Chair McCollum Statement at Tribal Programs Public Witness Hearing
Congresswoman Betty McCollum (D-MN), Chair of the Interior, Environment, and Related Agencies Appropriations Subcommittee, delivered the following remarks at the Subcommittee's first tribal programs public witness hearing:
Good morning, and welcome to the first day of the public witness hearings on tribal programs under the jurisdiction of the Interior and Environment Appropriations subcommittee. I always look forward to this time of the year as it provides an opportunity to see and hear from many friends and mentors as they testify about the needs of Indian Country.
So I welcome the distinguished elected and non-elected tribal leaders who play an important role in advancing Native issues. This year, in the hopes of having a more in-depth focus of issues facing Indian Country, we have organized witnesses according to the following topics:
- Health Care
- Land, Trust, and Natural Resource Management- Including Climate Change
- Public Safety and Justice
- Education and
- Tribal Government and Human Services
This is the first time that the Subcommittee will be holding the hearings organized by topics, so we want to hear your thoughts about this new organization once the hearings have concluded. This way, we’ll know if changes are needed for next year’s hearings. We will begin by hearing from witnesses on the health care needs and challenges facing Native Americans.
The federal government entered into treaties guaranteeing health care to Native Americans. My visits to tribal communities across the nation have shown me just how much we are failing at meeting our treaty responsibilities. We must not take our trust and treaty responsibilities lightly. We need to figure out how we can best fulfill our duty given the limited funds with which we have to work.
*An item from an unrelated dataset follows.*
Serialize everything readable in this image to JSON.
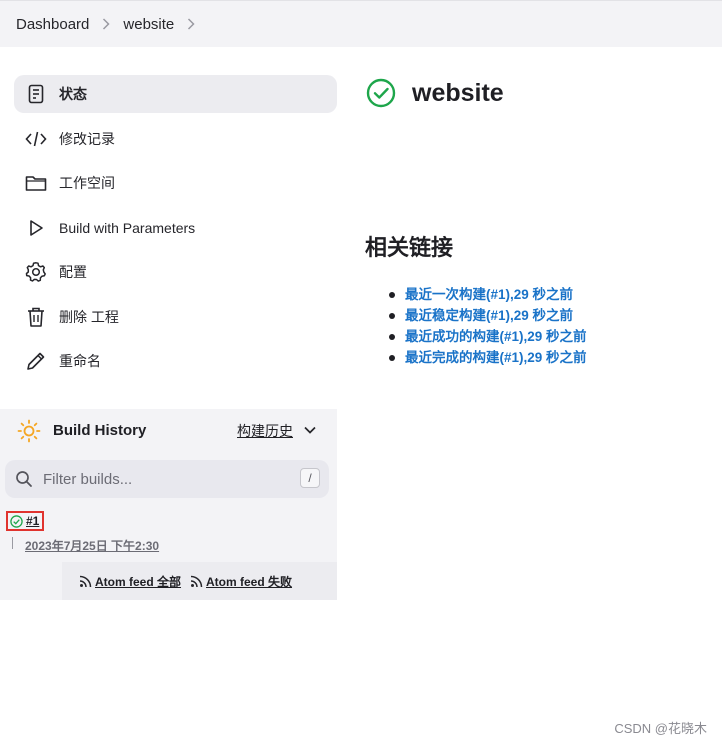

The recent month long Trump shutdown made this issue even more urgent as health care facilities were forced to scale back services, thus impacting those who need health care the most. The Trump shutdown illustrated the importance of providing funds to Indian Country a year in advance. That is why I am pleased to be leading a bipartisan bill in the House to authorize advance appropriations for the Indian Health Service and the Bureau of Indian Affairs. As we figure out how to fully meet the needs of Native America, the least we can do is provide some certainty to lessen the impacts if another shutdown occurs.
I am eager to learn more about your priorities, and I look forward to our discussions on these issues because your testimony is going to inform us as we begin to develop the 2020 appropriations bill.
Before I turn to Mr. Joyce, I would like to cover the hearing logistics.
I will call each panel of witnesses to the table, one panel at a time. Each witness will have 5 minutes to present testimony, and we will be using a timer to track the time. When the lights turn yellow, the witness will have 1 minute remaining to conclude his or her remarks. When the light blinks red, I will lightly tap the gavel and ask the witness to conclude their remarks so the next witness can begin. Each witness’s full written statement will be introduced into the record, so do please do not feel pressured to cover everything here. After we hear the testimony of each witness on the panel, members will be have an opportunity to ask questions.
I would like to remind those in the hearing room that Committee Rules prohibit the use of cameras and audio equipment during the hearing by individuals without a House issued press credential. After this morning’s hearing concludes, we will adjourn, and reconvene at 1:00 p.m. for the afternoon hearing.
And with that, I am happy to yield to my friend, Mr. Joyce, for remarks.